"Ibu, aku tau ibu wanita yang kuat. Bahkan ibu mampu membesarkanku tanpa ayah untuk waktu yang lama. Aku, aku tau aku bukan anak baik tapi aku tetap anak ibu, aku punya hak untuk tau keadaan ibu. Aku..aku tau ibu sakit. Aku tau selama ini ibu sering pergi dan nggak pulang beberapa hari bukan untuk kerja, tapi ibu harus diopname untuk terapi kanker." Tangisku pecah. Begitu pun ibuku.

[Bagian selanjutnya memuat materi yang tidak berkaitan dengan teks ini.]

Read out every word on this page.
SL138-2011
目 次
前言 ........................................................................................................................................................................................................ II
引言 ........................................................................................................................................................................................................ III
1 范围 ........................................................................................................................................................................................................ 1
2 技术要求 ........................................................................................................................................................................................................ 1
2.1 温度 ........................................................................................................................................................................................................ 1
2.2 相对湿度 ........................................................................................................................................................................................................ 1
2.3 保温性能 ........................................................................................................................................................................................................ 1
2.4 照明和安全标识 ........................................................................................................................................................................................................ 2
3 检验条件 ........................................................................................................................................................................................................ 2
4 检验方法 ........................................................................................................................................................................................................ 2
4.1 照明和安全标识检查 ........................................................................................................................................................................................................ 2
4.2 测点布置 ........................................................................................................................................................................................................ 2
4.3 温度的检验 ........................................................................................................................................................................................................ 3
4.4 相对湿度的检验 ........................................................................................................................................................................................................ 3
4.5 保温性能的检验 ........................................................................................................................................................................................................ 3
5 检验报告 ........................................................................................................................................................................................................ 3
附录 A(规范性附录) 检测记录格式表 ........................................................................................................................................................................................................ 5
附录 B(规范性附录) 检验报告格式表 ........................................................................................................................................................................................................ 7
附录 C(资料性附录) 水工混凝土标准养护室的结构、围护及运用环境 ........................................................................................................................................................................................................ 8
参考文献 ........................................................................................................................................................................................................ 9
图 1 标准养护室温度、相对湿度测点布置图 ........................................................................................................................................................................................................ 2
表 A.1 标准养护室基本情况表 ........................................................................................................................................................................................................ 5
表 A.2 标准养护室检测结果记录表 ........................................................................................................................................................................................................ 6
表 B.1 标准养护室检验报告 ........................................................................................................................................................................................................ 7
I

"Nara mencintai ibu karena Allah, mulai hari ini ibu akan sering denger Nara bilang seperti itu. Nara mau menebus kesalahan Nara ke ibu selama ini. Ibu harus tahu, aku sangat mencintai ibu. Nara nggak mau kehilangan ibu, Nara akan bantu ibu supaya ibu sembuh."
"Nara, ada atau tidak penyakit ini setiap yang bernyawa pasti mati. Nara harus tau itu, ibu tau Nara mencintai ibu, tapi Nara harus lebih cinta sama Allah, karena Allah yang akan terus bersama Nara, bukan ibu."
Ya Allah, aku baru sadar selama ini aku tinggal bersama seorang malaikat.Malaikat yang cantik, kuat, dan solehah.Ibuku.
***
Kaki itu yang selalu membawanya pergi. Kaki yang mengantarnya mencari rezeki untuk menghidupi putrid satu-satunya. Kaki ibuku, ibarat sayap yang menerbangkannya kemana pun. Sekarang tidak lagi. Kaki kiri ibuku berakhir di meja operasi. Setelah dua jam operasi selesai, ibuku masih dalam pengaruh obat bius. Ketika ibuku siumaan, aku mengira dia akan sedih menerima kenyataan dia harus kehilangan sebelah kakinya. Ternyata, malaikatku masih sanggup tersenyum. Cantik sekali, meski wajahnya pucat.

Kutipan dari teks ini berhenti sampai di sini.